Common prebiotics include inulin, resistant maltodextrin, oligosaccharides such as fructooligosaccharide (FOS) and galactooligosaccharide (GOS). The body of research involving the use of prebiotics to treat IBD is not currently as extensive as that regarding probiotic therapy.  Overall, the four published studies to date all support the use of prebiotics in the treatment of active UC.

Fish Oil
n–3 Fatty acids have been promoted as conferring broad health benefits by preventing and treating a wide variety of diseases[84] . In cell culture and animal studies, these essential fatty acids have potent immunomodulatory effects that appear to be mediated both through modulation of eicosanoid synthesis and through an eicosanoid-independent inhibitory effect on the proinflammatory cytokines. Thus, it has been proposed that supplemental n–3 fatty acids might be beneficial in treating or preventing relapse in chronic inflammatory diseases.
For IBD, there are animal in vivo and in vitro studies which all show that n-3 fatty acids can effectively prevent and treat mice-models of colitis [85-90].  An early report on the use of enteric coated formulation for CD found a markedly lower relapse rate for the fish oil group than for the control group (28% compared with 69%; P < 0.001) [91]. However, on the basis of a comprehensive literature review, the available data are insufficient to draw conclusions about the effects of n–3 fatty acids on clinical, endoscopic, or histologic scores or induced remission or relapse rates[88, 90, 92-101].
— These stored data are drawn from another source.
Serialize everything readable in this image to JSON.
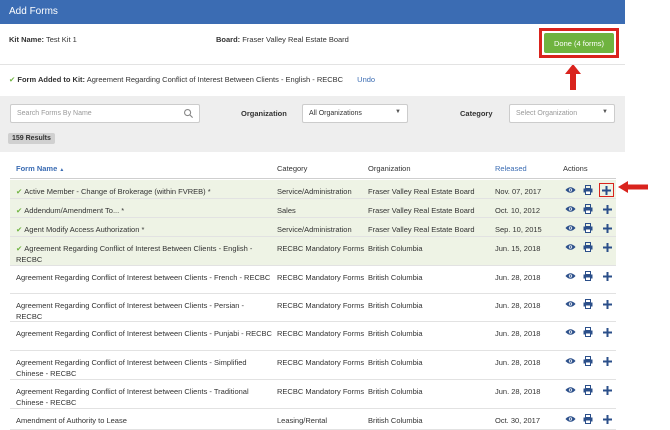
{
  "header": {
    "title": "Add Forms"
  },
  "kit": {
    "name_label": "Kit Name:",
    "name_value": "Test Kit 1",
    "board_label": "Board:",
    "board_value": "Fraser Valley Real Estate Board"
  },
  "done_button": {
    "label": "Done (4 forms)"
  },
  "notice": {
    "label": "Form Added to Kit:",
    "value": "Agreement Regarding Conflict of Interest Between Clients - English - RECBC",
    "undo": "Undo"
  },
  "filters": {
    "search_placeholder": "Search Forms By Name",
    "organization_label": "Organization",
    "organization_value": "All Organizations",
    "category_label": "Category",
    "category_placeholder": "Select Organization",
    "results": "159 Results"
  },
  "table": {
    "headers": {
      "name": "Form Name",
      "category": "Category",
      "organization": "Organization",
      "released": "Released",
      "actions": "Actions"
    },
    "rows": [
      {
        "name": "Active Member - Change of Brokerage (within FVREB) *",
        "category": "Service/Administration",
        "organization": "Fraser Valley Real Estate Board",
        "released": "Nov. 07, 2017",
        "added": true
      },
      {
        "name": "Addendum/Amendment To... *",
        "category": "Sales",
        "organization": "Fraser Valley Real Estate Board",
        "released": "Oct. 10, 2012",
        "added": true
      },
      {
        "name": "Agent Modify Access Authorization *",
        "category": "Service/Administration",
        "organization": "Fraser Valley Real Estate Board",
        "released": "Sep. 10, 2015",
        "added": true
      },
      {
        "name": "Agreement Regarding Conflict of Interest Between Clients - English - RECBC",
        "category": "RECBC Mandatory Forms",
        "organization": "British Columbia",
        "released": "Jun. 15, 2018",
        "added": true
      },
      {
        "name": "Agreement Regarding Conflict of Interest between Clients - French - RECBC",
        "category": "RECBC Mandatory Forms",
        "organization": "British Columbia",
        "released": "Jun. 28, 2018",
        "added": false
      },
      {
        "name": "Agreement Regarding Conflict of Interest between Clients - Persian - RECBC",
        "category": "RECBC Mandatory Forms",
        "organization": "British Columbia",
        "released": "Jun. 28, 2018",
        "added": false
      },
      {
        "name": "Agreement Regarding Conflict of Interest between Clients - Punjabi - RECBC",
        "category": "RECBC Mandatory Forms",
        "organization": "British Columbia",
        "released": "Jun. 28, 2018",
        "added": false
      },
      {
        "name": "Agreement Regarding Conflict of Interest between Clients - Simplified Chinese - RECBC",
        "category": "RECBC Mandatory Forms",
        "organization": "British Columbia",
        "released": "Jun. 28, 2018",
        "added": false
      },
      {
        "name": "Agreement Regarding Conflict of Interest between Clients - Traditional Chinese - RECBC",
        "category": "RECBC Mandatory Forms",
        "organization": "British Columbia",
        "released": "Jun. 28, 2018",
        "added": false
      },
      {
        "name": "Amendment of Authority to Lease",
        "category": "Leasing/Rental",
        "organization": "British Columbia",
        "released": "Oct. 30, 2017",
        "added": false
      }
    ]
  },
  "icons": {
    "view": "eye-icon",
    "print": "print-icon",
    "add": "plus-icon",
    "search": "search-icon",
    "sort": "sort-up-icon",
    "check": "check-icon"
  },
  "colors": {
    "header_blue": "#3b6cb3",
    "done_green": "#6fb33f",
    "highlight_red": "#d9231d",
    "added_row_bg": "#eef3e5"
  }
}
The data that pertain to the effects of n–3 fatty acids on steroid requirements suggest that n–3 fatty acids may reduce the need for or effective dose of corticosteroids among patients with IBD. Future studies should assess the effects of pharmaceutical grade enteric-coated n–3 fatty acids on clinical outcomes in IBD, including requirements for corticosteroids.

Vitamin D
Vitamin D from sunlight exposure is lower in areas where IBD occurs most often, as IBD is most prevalent in northern climates, such as North America and Northern Europe [102, 103]. Vitamin D deficiency is common in patients with IBD even when the disease is in remission [104]. Several observations in animal models of colitis provide strong evidence that establishes vitamin D and vitamin D receptor (VDR) as a physiologic regulator of intestinal inflammation in IBD [105].

It is unclear why vitamin D deficiency occurs more frequently in both forms of IBD. It is probably due to the combined effects of low vitamin D intake, malabsorption of many nutrients including vitamin D, and decreased outdoor activities in climates that are not optimal for vitamin D synthesis in the skin.

Since the risk of osteoporosis and Vitamin D deficiency is higher in IBD, every patient should be tested for 25-OH vitamin D3 levels [106]. The accumulating evidence for the immunomodulatory effects of VDR ligands certainly provides a rationale for further investigation of their potential in the treatment of IBD[107].

There is a further need for clinical trials evaluating the potential efficacy of natural approaches in combination with conventional therapy to achieve better outcomes in IBD. Continued education of health care practitioners about the potential benefits of nutraceutical supplements is essential since these therapies are being increasingly employed by patients with IBD.